Complete Story: The Tiger with a Bangle
A tiger had grown old and weak. It was incapable of hunting because it could not run fast. It lay hungry for many days. At last, it sat near a pool. It was a muddy pool and the water was shallow.
All-day long the tiger sat waiting for some prey to pass that way. In the evening a traveller chanced to pass along the other bank of the pool. The tiger called him aloud and said, “Goodman, come this way. I have a gold bangle. It is of no use to me and I shall give it to you.” The traveller said “I am afraid of you. I cannot come to you lest you should devour me up.” The lion said, “You are mistaken. I have given up the habit of eating men. In old age, I have grown pious. Here is the gold bangle which I got by killing a young woman. Now I am repenting of my evil deed. I wish to give this bangle by way of charity. If you do not accept this bangle, I shall give it to some other passer-by.” The traveller was very greedy. He walked towards the lion to receive the gold bangle. As soon as he put his foot in the pool, he got stuck in the mud. The lion said, “Don’t fear, I come to rescue you”. The lion came near, jumped upon the traveller, killed him and made a good meal. This was the end of the greedy traveller. The moral is that Greediness is a curse.

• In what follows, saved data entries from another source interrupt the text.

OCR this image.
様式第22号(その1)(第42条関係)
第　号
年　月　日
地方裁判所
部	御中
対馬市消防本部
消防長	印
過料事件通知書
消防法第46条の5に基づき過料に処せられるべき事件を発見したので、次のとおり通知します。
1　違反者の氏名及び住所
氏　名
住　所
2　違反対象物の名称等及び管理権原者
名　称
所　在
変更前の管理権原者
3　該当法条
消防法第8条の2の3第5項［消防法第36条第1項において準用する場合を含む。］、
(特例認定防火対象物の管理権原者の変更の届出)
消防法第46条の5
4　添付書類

Moral: Greediness is a curse.
(7) Outline: Traveller with two horses, one with a long tail, other with a short tail—an inn—charged four annas more for food of longer-tailed—why?—long-tailed can keep off flies with tail while eating—eats more—other drives away flies with head—eats less.

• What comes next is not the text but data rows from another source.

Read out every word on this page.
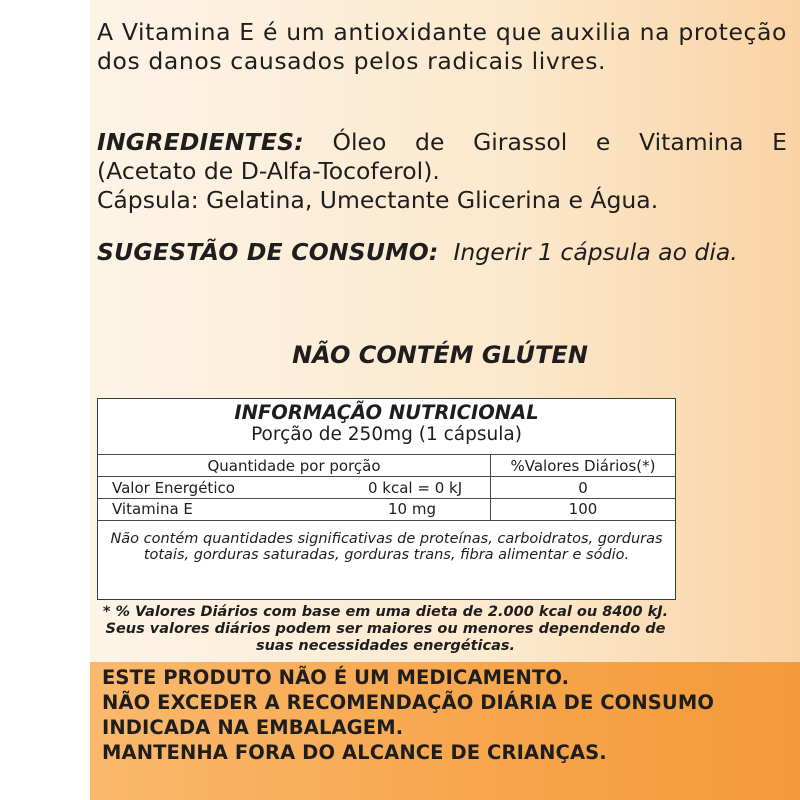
A Vitamina E é um antioxidante que auxilia na proteção dos danos causados pelos radicais livres.

INGREDIENTES: Óleo de Girassol e Vitamina E
(Acetato de D-Alfa-Tocoferol).
Cápsula: Gelatina, Umectante Glicerina e Água.

SUGESTÃO DE CONSUMO: Ingerir 1 cápsula ao dia.

NÃO CONTÉM GLÚTEN

INFORMAÇÃO NUTRICIONAL
Porção de 250mg (1 cápsula)
Quantidade por porção	%Valores Diários(*)
Valor Energético	0 kcal = 0 kJ	0
Vitamina E	10 mg	100
Não contém quantidades significativas de proteínas, carboidratos, gorduras totais, gorduras saturadas, gorduras trans, fibra alimentar e sódio.

* % Valores Diários com base em uma dieta de 2.000 kcal ou 8400 kJ. Seus valores diários podem ser maiores ou menores dependendo de suas necessidades energéticas.

ESTE PRODUTO NÃO É UM MEDICAMENTO.
NÃO EXCEDER A RECOMENDAÇÃO DIÁRIA DE CONSUMO
INDICADA NA EMBALAGEM.
MANTENHA FORA DO ALCANCE DE CRIANÇAS.
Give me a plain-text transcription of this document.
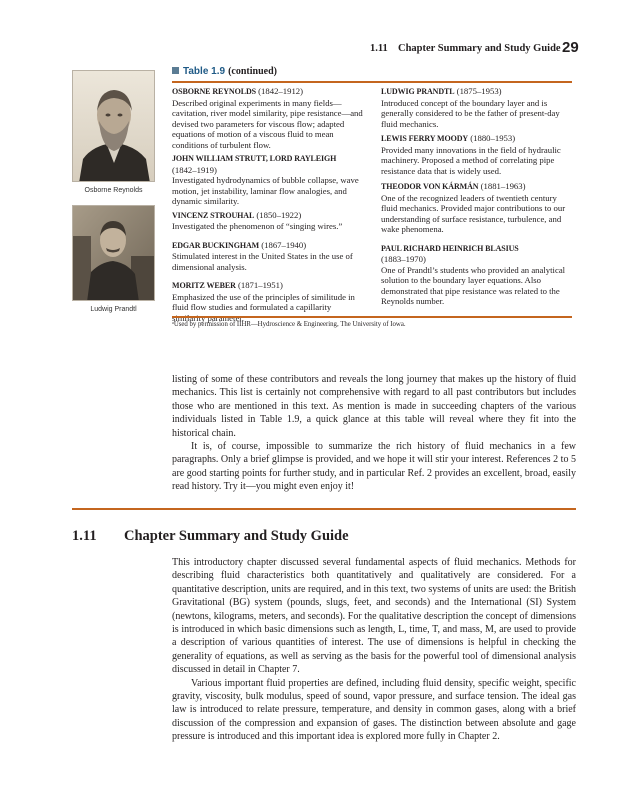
1.11 Chapter Summary and Study Guide 29
Table 1.9 (continued)
Osborne Reynolds
Ludwig Prandtl
OSBORNE REYNOLDS (1842–1912)
Described original experiments in many fields—cavitation, river model similarity, pipe resistance—and devised two parameters for viscous flow; adapted equations of motion of a viscous fluid to mean conditions of turbulent flow.
JOHN WILLIAM STRUTT, LORD RAYLEIGH
(1842–1919)
Investigated hydrodynamics of bubble collapse, wave motion, jet instability, laminar flow analogies, and dynamic similarity.
VINCENZ STROUHAL (1850–1922)
Investigated the phenomenon of “singing wires.”
EDGAR BUCKINGHAM (1867–1940)
Stimulated interest in the United States in the use of dimensional analysis.
MORITZ WEBER (1871–1951)
Emphasized the use of the principles of similitude in fluid flow studies and formulated a capillarity
LUDWIG PRANDTL (1875–1953)
Introduced concept of the boundary layer and is generally considered to be the father of present-day fluid mechanics.
LEWIS FERRY MOODY (1880–1953)
Provided many innovations in the field of hydraulic machinery. Proposed a method of correlating pipe resistance data that is widely used.
THEODOR VON KÁRMÁN (1881–1963)
One of the recognized leaders of twentieth century fluid mechanics. Provided major contributions to our understanding of surface resistance, turbulence, and wake phenomena.
PAUL RICHARD HEINRICH BLASIUS
(1883–1970)
One of Prandtl’s students who provided an analytical solution to the boundary layer equations. Also demonstrated that pipe resistance was related to the Reynolds number.
ᵃUsed by permission of IIHR—Hydroscience & Engineering, The University of Iowa.

listing of some of these contributors and reveals the long journey that makes up the history of fluid mechanics. This list is certainly not comprehensive with regard to all past contributors but includes those who are mentioned in this text. As mention is made in succeeding chapters of the various individuals listed in Table 1.9, a quick glance at this table will reveal where they fit into the historical chain.

It is, of course, impossible to summarize the rich history of fluid mechanics in a few paragraphs. Only a brief glimpse is provided, and we hope it will stir your interest. References 2 to 5 are good starting points for further study, and in particular Ref. 2 provides an excellent, broad, easily read history. Try it—you might even enjoy it!

1.11 Chapter Summary and Study Guide

This introductory chapter discussed several fundamental aspects of fluid mechanics. Methods for describing fluid characteristics both quantitatively and qualitatively are considered. For a quantitative description, units are required, and in this text, two systems of units are used: the British Gravitational (BG) system (pounds, slugs, feet, and seconds) and the International (SI) System (newtons, kilograms, meters, and seconds). For the qualitative description the concept of dimensions is introduced in which basic dimensions such as length, L, time, T, and mass, M, are used to provide a description of various quantities of interest. The use of dimensions is helpful in checking the generality of equations, as well as serving as the basis for the powerful tool of dimensional analysis discussed in detail in Chapter 7.

Various important fluid properties are defined, including fluid density, specific weight, specific gravity, viscosity, bulk modulus, speed of sound, vapor pressure, and surface tension. The ideal gas law is introduced to relate pressure, temperature, and density in common gases, along with a brief discussion of the compression and expansion of gases. The distinction between absolute and gage pressure is introduced and this important idea is explored more fully in Chapter 2.
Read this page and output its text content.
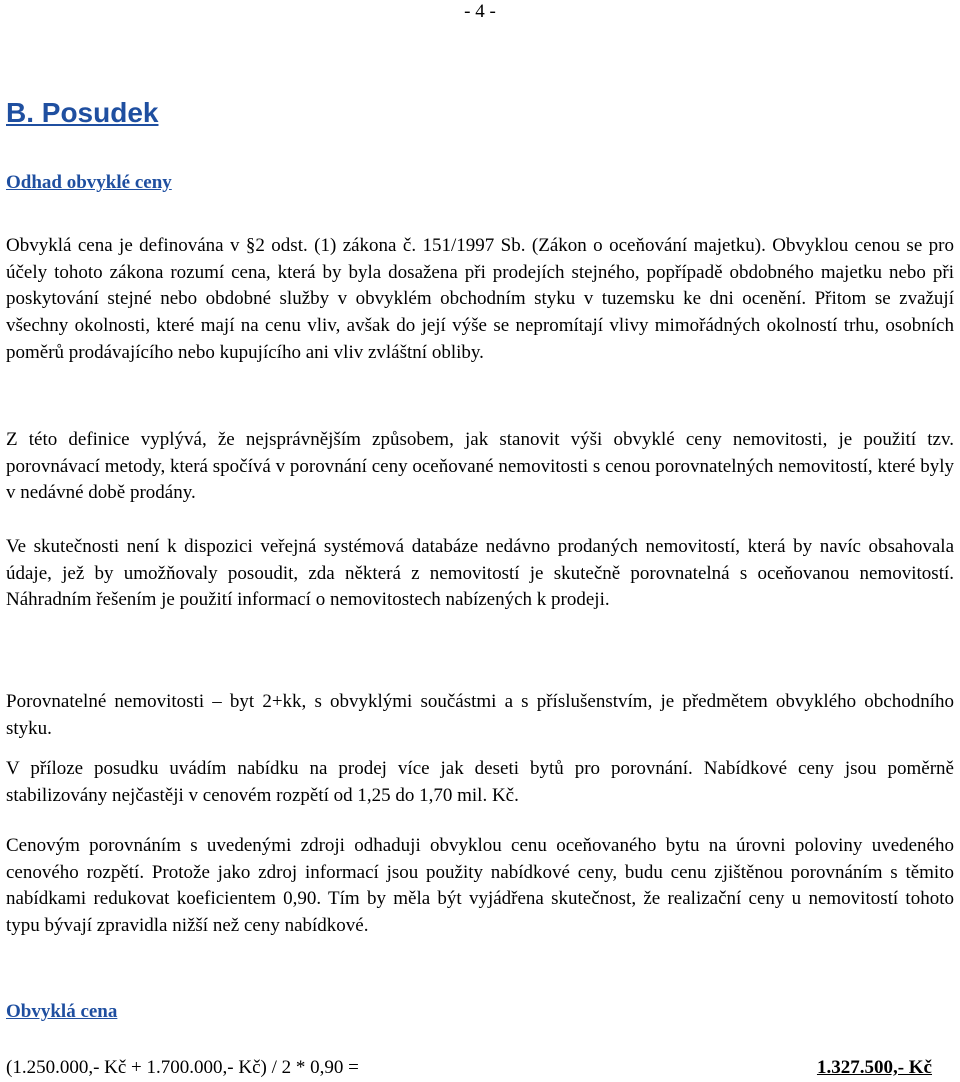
- 4 -
B. Posudek
Odhad obvyklé ceny

Obvyklá cena je definována v §2 odst. (1) zákona č. 151/1997 Sb. (Zákon o oceňování majetku). Obvyklou cenou se pro účely tohoto zákona rozumí cena, která by byla dosažena při prodejích stejného, popřípadě obdobného majetku nebo při poskytování stejné nebo obdobné služby v obvyklém obchodním styku v tuzemsku ke dni ocenění. Přitom se zvažují všechny okolnosti, které mají na cenu vliv, avšak do její výše se nepromítají vlivy mimořádných okolností trhu, osobních poměrů prodávajícího nebo kupujícího ani vliv zvláštní obliby.

Z této definice vyplývá, že nejsprávnějším způsobem, jak stanovit výši obvyklé ceny nemovitosti, je použití tzv. porovnávací metody, která spočívá v porovnání ceny oceňované nemovitosti s cenou porovnatelných nemovitostí, které byly v nedávné době prodány.

Ve skutečnosti není k dispozici veřejná systémová databáze nedávno prodaných nemovitostí, která by navíc obsahovala údaje, jež by umožňovaly posoudit, zda některá z nemovitostí je skutečně porovnatelná s oceňovanou nemovitostí. Náhradním řešením je použití informací o nemovitostech nabízených k prodeji.

Porovnatelné nemovitosti – byt 2+kk, s obvyklými součástmi a s příslušenstvím, je předmětem obvyklého obchodního styku.

V příloze posudku uvádím nabídku na prodej více jak deseti bytů pro porovnání. Nabídkové ceny jsou poměrně stabilizovány nejčastěji v cenovém rozpětí od 1,25 do 1,70 mil. Kč.

Cenovým porovnáním s uvedenými zdroji odhaduji obvyklou cenu oceňovaného bytu na úrovni poloviny uvedeného cenového rozpětí. Protože jako zdroj informací jsou použity nabídkové ceny, budu cenu zjištěnou porovnáním s těmito nabídkami redukovat koeficientem 0,90. Tím by měla být vyjádřena skutečnost, že realizační ceny u nemovitostí tohoto typu bývají zpravidla nižší než ceny nabídkové.

Obvyklá cena
(1.250.000,- Kč + 1.700.000,- Kč) / 2 * 0,90 =	1.327.500,- Kč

Complete Story: The Long-tailed and the Short-tailed Horses
Once a traveller had two horses. The tail of one was long while that of the other was short. He was travelling from place to place to sell his horses. One night he stayed in an inn. The innkeeper put fodder before the horses and in the end brought the bill. The traveller saw that in the bill the cost of the fodder for one horse was more than for the other. He thought it was a mistake and asked the innkeeper to correct it. The innkeeper told him that it was correct. The innkeeper said, “Both the horses cannot eat at the same rate. The one with a long tail eats more because as it is eating, it can keep off flies with its tail. The other has a short tail and it keeps off flies with its head. So while eating, it moves its head this way and that way; so it eats less”. The traveller was pleased with the reply of the innkeeper and paid his bill.

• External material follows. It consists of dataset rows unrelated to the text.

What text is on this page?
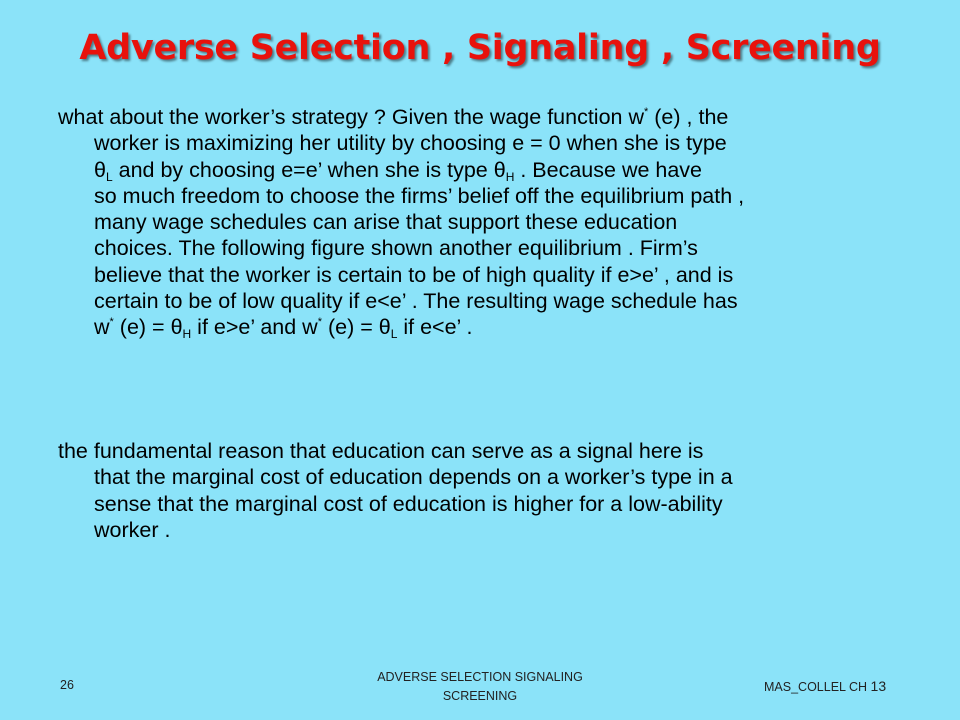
Adverse Selection , Signaling , Screening
what about the worker’s strategy ? Given the wage function w* (e) , the
worker is maximizing her utility by choosing e = 0 when she is type
$\theta_L$ and by choosing e=e’ when she is type $\theta_H$ . Because we have
so much freedom to choose the firms’ belief off the equilibrium path ,
many wage schedules can arise that support these education
choices. The following figure shown another equilibrium . Firm’s
believe that the worker is certain to be of high quality if e>e’ , and is
certain to be of low quality if e<e’ . The resulting wage schedule has
w* $(e) = \theta_H$ if e>e’ and w* $(e) = \theta_L$ if e<e’ .
the fundamental reason that education can serve as a signal here is
that the marginal cost of education depends on a worker’s type in a
sense that the marginal cost of education is higher for a low-ability
worker .
26
ADVERSE SELECTION SIGNALING SCREENING
MAS_COLLEL CH 13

(8) Outline: A hot day—a cap-seller under a tree—ten red caps for sale—falls asleep—caps gone when he wakes—ten monkeys on the tree—each wears a cap— think how to get back caps—snatches cap off his head and throws it down—monkeys imitate.
Complete Story: The Cap-Seller and the Monkeys
Once a cap-seller was on tour. He was passing through a jungle. The day was very hot. He sat down under the shade of a tree. By his side, he placed a bundle containing caps. He was tired and footsore and could not go further. So he thought of lying down for a short while. As soon as he lay down, the cold breeze lulled him to sleep. After about an hour’s sleep, he woke. To his great astonishment, the caps were all gone. He looked hither and thither. He wondered and wondered. At last, he looked up and saw monkeys on the branches of the tree. They were wearing caps. Now the question was how to get back the caps. He was afraid of the monkeys. He thought and thought. All of a sudden it came into his head that monkeys are fond of imitating others actions. He had a cap on his head. He made some noise and when all the monkeys were attentive, he put off his own cap and threw it on the ground. All the monkeys put off their caps and threw them on the ground one after the other. The merchant was much pleased with it, collected the caps and took his way.
Moral: Clever thinking can easily solve a problem.